3. The Guardian's redesign is driving me crazy, but I found this article by Jill Filipovic useful: "When we haven't yet agreed that female pleasure and clear enthusiasm are prerequisites for a sexual encounter, we lack the ability to peel back the layers of sexual experience, and we end up with two bad options: accept sexual inequity as just how sex is (or just how men are) or wedge truly bad sexual experiences into the category of sexual assault . . . Feminists have been on the forefront of tackling these knottier issues of sex, consent, pleasure and power. And so it's up to us to lead the way in confronting the private, intimate interactions that may be technically consensual but still profoundly sexist."

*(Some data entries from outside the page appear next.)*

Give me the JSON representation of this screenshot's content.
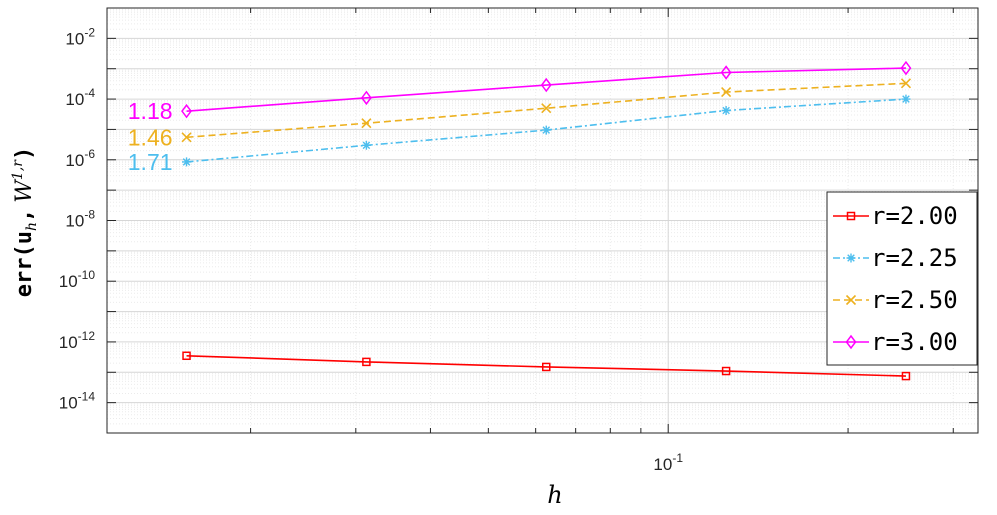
{
  "chart_data": {
    "type": "line",
    "x_scale": "log",
    "y_scale": "log",
    "xlabel": "h",
    "ylabel": {
      "prefix": "err(",
      "arg1": "u",
      "arg1_sub": "h",
      "sep": ",",
      "arg2": "W",
      "arg2_sup": "1,r",
      "suffix": ")"
    },
    "xlim": [
      0.0115,
      0.33
    ],
    "ylim": [
      1e-15,
      0.1
    ],
    "x_ticks": [
      {
        "value": 0.1,
        "base": "10",
        "exp": "-1"
      }
    ],
    "y_ticks": [
      {
        "value": 1e-14,
        "base": "10",
        "exp": "-14"
      },
      {
        "value": 1e-12,
        "base": "10",
        "exp": "-12"
      },
      {
        "value": 1e-10,
        "base": "10",
        "exp": "-10"
      },
      {
        "value": 1e-08,
        "base": "10",
        "exp": "-8"
      },
      {
        "value": 1e-06,
        "base": "10",
        "exp": "-6"
      },
      {
        "value": 0.0001,
        "base": "10",
        "exp": "-4"
      },
      {
        "value": 0.01,
        "base": "10",
        "exp": "-2"
      }
    ],
    "grid": true,
    "legend_position": "right",
    "x": [
      0.015625,
      0.03125,
      0.0625,
      0.125,
      0.25
    ],
    "series": [
      {
        "name": "r=2.00",
        "color": "#ff0000",
        "marker": "square",
        "dash": "solid",
        "values": [
          3.5e-13,
          2.2e-13,
          1.5e-13,
          1.1e-13,
          7.5e-14
        ]
      },
      {
        "name": "r=2.25",
        "color": "#4dbeee",
        "marker": "asterisk",
        "dash": "dashdot",
        "values": [
          8.5e-07,
          3e-06,
          9.5e-06,
          4.2e-05,
          0.0001
        ]
      },
      {
        "name": "r=2.50",
        "color": "#edb120",
        "marker": "x",
        "dash": "dashed",
        "values": [
          5.5e-06,
          1.6e-05,
          5e-05,
          0.00017,
          0.00033
        ]
      },
      {
        "name": "r=3.00",
        "color": "#ff00ff",
        "marker": "diamond",
        "dash": "solid",
        "values": [
          4e-05,
          0.00011,
          0.00029,
          0.00075,
          0.00105
        ]
      }
    ],
    "annotations": [
      {
        "text": "1.18",
        "color": "#ff00ff",
        "series": 3
      },
      {
        "text": "1.46",
        "color": "#edb120",
        "series": 2
      },
      {
        "text": "1.71",
        "color": "#4dbeee",
        "series": 1
      }
    ]
  }
}
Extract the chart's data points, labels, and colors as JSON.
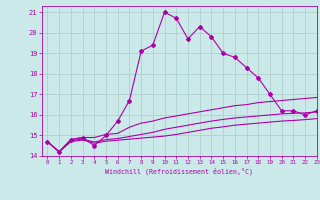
{
  "xlabel": "Windchill (Refroidissement éolien,°C)",
  "ylabel": "",
  "xlim": [
    -0.5,
    23
  ],
  "ylim": [
    14,
    21.3
  ],
  "yticks": [
    14,
    15,
    16,
    17,
    18,
    19,
    20,
    21
  ],
  "xticks": [
    0,
    1,
    2,
    3,
    4,
    5,
    6,
    7,
    8,
    9,
    10,
    11,
    12,
    13,
    14,
    15,
    16,
    17,
    18,
    19,
    20,
    21,
    22,
    23
  ],
  "background_color": "#cce9e9",
  "grid_color": "#aacccc",
  "line_color": "#aa00aa",
  "line1_x": [
    0,
    1,
    2,
    3,
    4,
    5,
    6,
    7,
    8,
    9,
    10,
    11,
    12,
    13,
    14,
    15,
    16,
    17,
    18,
    19,
    20,
    21,
    22,
    23
  ],
  "line1_y": [
    14.7,
    14.2,
    14.8,
    14.9,
    14.5,
    15.0,
    15.7,
    16.7,
    19.1,
    19.4,
    21.0,
    20.7,
    19.7,
    20.3,
    19.8,
    19.0,
    18.8,
    18.3,
    17.8,
    17.0,
    16.2,
    16.2,
    16.0,
    16.2
  ],
  "line2_x": [
    0,
    1,
    2,
    3,
    4,
    5,
    6,
    7,
    8,
    9,
    10,
    11,
    12,
    13,
    14,
    15,
    16,
    17,
    18,
    19,
    20,
    21,
    22,
    23
  ],
  "line2_y": [
    14.7,
    14.2,
    14.8,
    14.9,
    14.9,
    15.05,
    15.1,
    15.4,
    15.6,
    15.7,
    15.85,
    15.95,
    16.05,
    16.15,
    16.25,
    16.35,
    16.45,
    16.5,
    16.6,
    16.65,
    16.7,
    16.75,
    16.8,
    16.85
  ],
  "line3_x": [
    0,
    1,
    2,
    3,
    4,
    5,
    6,
    7,
    8,
    9,
    10,
    11,
    12,
    13,
    14,
    15,
    16,
    17,
    18,
    19,
    20,
    21,
    22,
    23
  ],
  "line3_y": [
    14.7,
    14.2,
    14.75,
    14.82,
    14.68,
    14.8,
    14.85,
    14.95,
    15.05,
    15.15,
    15.3,
    15.4,
    15.5,
    15.6,
    15.7,
    15.78,
    15.85,
    15.9,
    15.95,
    16.0,
    16.05,
    16.08,
    16.1,
    16.15
  ],
  "line4_x": [
    0,
    1,
    2,
    3,
    4,
    5,
    6,
    7,
    8,
    9,
    10,
    11,
    12,
    13,
    14,
    15,
    16,
    17,
    18,
    19,
    20,
    21,
    22,
    23
  ],
  "line4_y": [
    14.7,
    14.2,
    14.7,
    14.78,
    14.62,
    14.72,
    14.77,
    14.82,
    14.87,
    14.92,
    14.97,
    15.05,
    15.15,
    15.25,
    15.35,
    15.42,
    15.5,
    15.55,
    15.6,
    15.65,
    15.7,
    15.73,
    15.77,
    15.82
  ]
}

4. I still don't like the redesign, but I love the evidence of 4500-year-old metalworking and engineering found on Keros in the Cyclades.
5. Courtesy of
I have nothing eloquent to say about Dolores O'Riordan having died; I heard the news and my reaction was a flat what the hell. She was an even less reasonable age for dying than the usual part of the landscape. "Zombie" (1994) was one of the very few music videos I saw when it aired; I was at the house of my best friend who followed contemporary music and she had MTV on and I had never heard anything like that breathless, breaking voice—or seen anything like the video's flip from mud-spattered black-and-white war games to gold-drenched tableaux, although the latter looks to me now like a director who might have glanced off Derek Jarman. The children's mouths opening, silent gold and screaming. O'Riordan a mourning fury. It still gives me chills.

no subject
Thanks. Basically, I think a lot of my feelings boil down to: the fact that something is bad is reason enough to change it. The rules of the game don't need to produce wall-to-wall violence in order to need rewriting. "Awkward and unsatisfying but not technically coerced" should not be an acceptable minimum for a sexual encounter! And I understand that's not even what we're talking about in my case: it wasn't mutual but pushy, it was someone actually behaving as though if he just rummaged around enough in my erogenous zones, a magic switch would flick on and I would suddenly be into it. Was it equivalent to the kind of institutional abuse perpetrated by Harvey Weinstein, either legally or morally? No, and I don't think it was the same as if he had raped me, either. But that's not the point. It should not have happened and things like it should not happen and I don't see what's so very divisive about that. Just because it's not the worst-case scenario doesn't mean it's worth putting up with.
no subject
It reminds me of an encounter I had between my junior and senior years of college. I was in Northumberland, visiting a relative. I was out by myself on a country road and climbed up the hill beside the road to sit by myself. A guy somehow found me there--how, I don't recall (i.e., whether he came up from the road or whether there was a path down the hill, or what). He started exclaiming over me and how wondrous it was to see me there--I was feeling very frightened at that point. I was all alone. He asked if he could kiss me. Terrified, I said yes--then said I had to go and hurried away.
In **his** memory maybe it was a poetic encounter ending in a willingly given kiss. In my memory it was a scary situation that I was lucky to have gotten out of with just a kiss.
Maybe it was wrong for me to assume that the guy might have done worse, or might have been angry if I'd said no--maybe he's have been hurt if he knew. But there it is.